Hailstorm’s technology was SOAP plus Passport authentication. There were some technical issues. I recall that Passport in those days was suspect. Some smart people worked out that it was not as secure as it should be, and there was a general feeling that it was OK for logging into Hotmail but not something you would want to use for online banking. As for SOAP, it gets a bad rap these days but it can work. That said, these problems were merely incidental compared to the political aspect. Hailstorm failed for lack of industry partners and public trust.

Right, so is Live Mesh any different? It could be. Let me quickly lay out a few differences.

  1. Live Mesh is built on XML feeds, not SOAP messaging. I think that is a better place to start.
  2. Synchronization is a big feature of Mesh, that wasn’t in Hailstorm. I don’t agree with Spolsky; I think this is a killer feature, if it works right.
  3. Live Mesh is an application platform, whereas Hailstorm was not. Mesh plus Silverlight strikes me as appealing.

Still, even if the technology is better, what about the trust aspect? Will Mesh fail for the same reasons?

It is too soon to say.
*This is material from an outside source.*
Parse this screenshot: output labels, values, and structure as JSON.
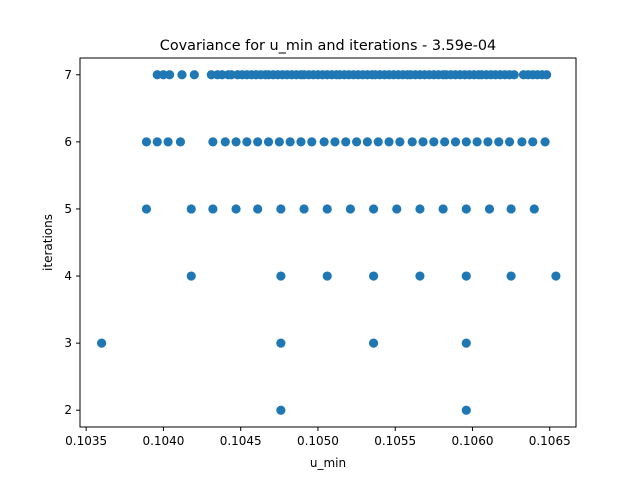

We do not yet know the whole story. In principle, it could be different. Mesh is currently Passport (now Live ID) only. Will it be easy to use alternative authentication providers? If the company listens to its own Kim Cameron, you would think so.
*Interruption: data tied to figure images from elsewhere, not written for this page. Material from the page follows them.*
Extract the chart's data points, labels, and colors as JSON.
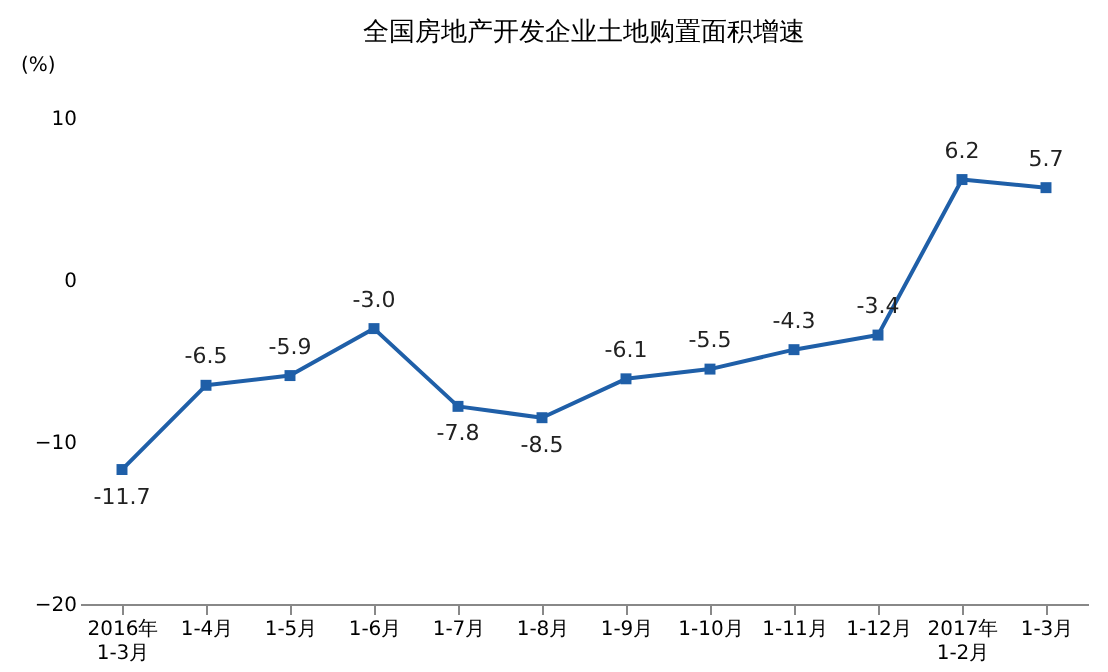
{
  "chart_data": {
    "type": "line",
    "title": "全国房地产开发企业土地购置面积增速",
    "ylabel": "(%)",
    "categories": [
      "2016年\n1-3月",
      "1-4月",
      "1-5月",
      "1-6月",
      "1-7月",
      "1-8月",
      "1-9月",
      "1-10月",
      "1-11月",
      "1-12月",
      "2017年\n1-2月",
      "1-3月"
    ],
    "series": [
      {
        "color": "#1f5fa8",
        "values": [
          -11.7,
          -6.5,
          -5.9,
          -3.0,
          -7.8,
          -8.5,
          -6.1,
          -5.5,
          -4.3,
          -3.4,
          6.2,
          5.7
        ],
        "value_labels": [
          "-11.7",
          "-6.5",
          "-5.9",
          "-3.0",
          "-7.8",
          "-8.5",
          "-6.1",
          "-5.5",
          "-4.3",
          "-3.4",
          "6.2",
          "5.7"
        ]
      }
    ],
    "ylim": [
      -20,
      10
    ],
    "yticks": [
      -20,
      -10,
      0,
      10
    ],
    "grid": false,
    "marker": "square",
    "line_style": "solid"
  }
}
Currently Mesh cloud data resides only on Microsoft’s servers, though it can also apparently do peer-to-peer synch. Will we be able to run Mesh entirely from our own servers? That is not yet known. What about one user having multiple meshs, say one for work, one personal, and one for some other role? Again, I’m not sure if this is possible. If there is only One True Mesh and it lives on Live.com, then some Hailstorm spectres will rise again.

Finally, the world has changed in the last 7 years. Google is feared today in the way that Microsoft was feared in 2001: the entity that wants to have all our information. But Google has softened us up to be more accepting of something like Live Mesh or even Hailstorm. Google already has our search history, perhaps our email, perhaps our online documents, perhaps an index of our local documents. Google already runs on many desktops; Google Checkout has our credit card details. What boundary can Live Mesh cross, that Google has not already crossed?

Hailstorm revisited is an easy jibe, but I’m keeping an open mind.